CSUN has approved the construction of two more bicycle compounds in the B5 and G3 parking structures in an effort to decrease bicycle theft and encourage a more economical and environmentally friendly mode of transportation.
“They should be up and running by October if things stay on schedule,” said Christina Villalobos, special assistant to the chief of police and community relations officer.
The new bicycle compounds will offer similar benefits to the bicycle compound located on the ground floor of the B3 parking structure, which was unveiled on Earth Day.
“It’s in a locked, gated area and access is restricted to students, faculty and staff,” Villalobos said.

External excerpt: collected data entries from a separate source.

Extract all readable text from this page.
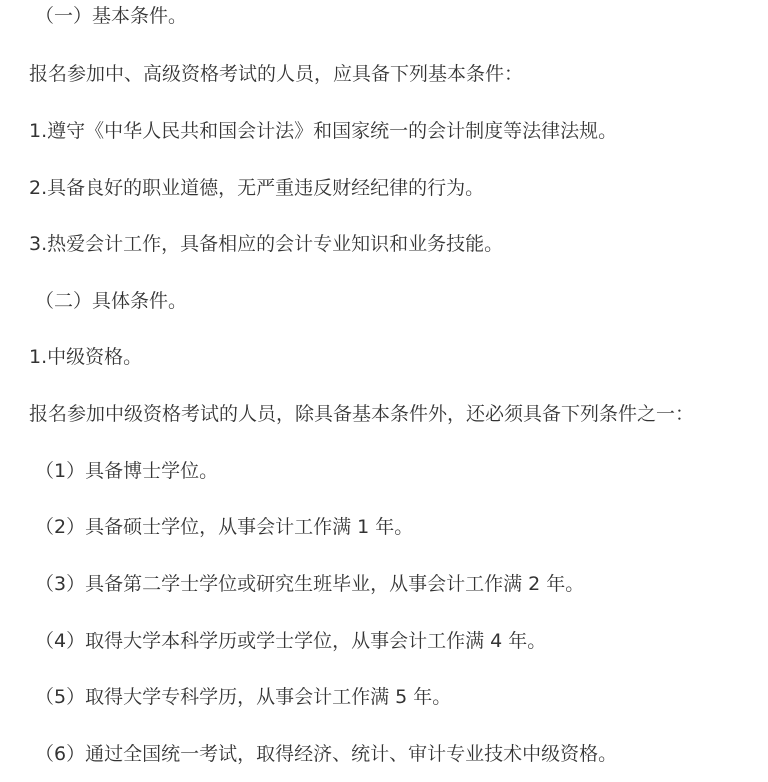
（一）基本条件。
报名参加中、高级资格考试的人员，应具备下列基本条件：
1.遵守《中华人民共和国会计法》和国家统一的会计制度等法律法规。
2.具备良好的职业道德，无严重违反财经纪律的行为。
3.热爱会计工作，具备相应的会计专业知识和业务技能。
（二）具体条件。
1.中级资格。
报名参加中级资格考试的人员，除具备基本条件外，还必须具备下列条件之一：
（1）具备博士学位。
（2）具备硕士学位，从事会计工作满 1 年。
（3）具备第二学士学位或研究生班毕业，从事会计工作满 2 年。
（4）取得大学本科学历或学士学位，从事会计工作满 4 年。
（5）取得大学专科学历，从事会计工作满 5 年。
（6）通过全国统一考试，取得经济、统计、审计专业技术中级资格。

Those who want to utilize the bicycle compounds need to register with the Department of Police Services and pay a one-time, $7 fee, Villalobos said. Access is keyed to the user’s driver’s license, which must be swiped at the compound’s electronic gate in order to gain access.
Unlike the bicycle compound in the B3 parking structure, whose funding was provided by the Department of Police Services, funding for the new bicycle compounds is coming out of the campus quality fee, Villalobos said.
Sharon Eichten, chair of the student fee advisory committee said that the Student Allocation Committee, a group of students and faculty advisors, makes recommendations to her office based on input from students. Suggestions including how funds collected by the campus quality fee should be allocated.
“We met last spring, and the bike compound was one of the recommendations we forwarded to the vice president of student affairs,” Eichten said.
According to the Division of Student Affairs, $34,000 was allocated for the bicycle compounds construction for the 2010-2011 academic year.
Similar to the bicycle compound in parking structure B3, the bicycle compounds in parking structures B5 and G3 will have electronic gates and lighting.
“I want to register my bike tomorrow,” said Kevin Chuiang, 25, an English student, while he was unlocking his bicycle from the bicycle rack next to the Sierra Center courtyard.
Carlos Parraguirre, 22, a civil engineering student, has a different concern.
“Is there another way of getting in and out without a drivers license?” he asked. “I don’t have one.”
Parraguirre said his bicycle is his only mode of transportation.
Yulia Gavrilova, 20, a psychology student, was surprised that CSUN currently has only one secure location to lock one’s bicycle.
“The bike racks are fine,” she said as she locked her bicycle to one of the bicycle racks near the Oviatt Library.
Dean Yuchi, 21, an Intensive English Program student, was not aware that the bicycle compound in parking structure B3 is available, nor of the two new bicycle compounds.
Yuchi said he would continue to use the bicycle racks that are located at various points around campus.
Villalobos said the bicycle compund appears under-utilized.
“It could get a lot more use,” she said.
Villalobos said convenient locations might be an issue for students and faculty.
“We’ll have a compound on the north side of campus,” she said. “We will have a compound on the east side of campus.”
Villalobos added the housing area could be the next location for a secure bicycle compound.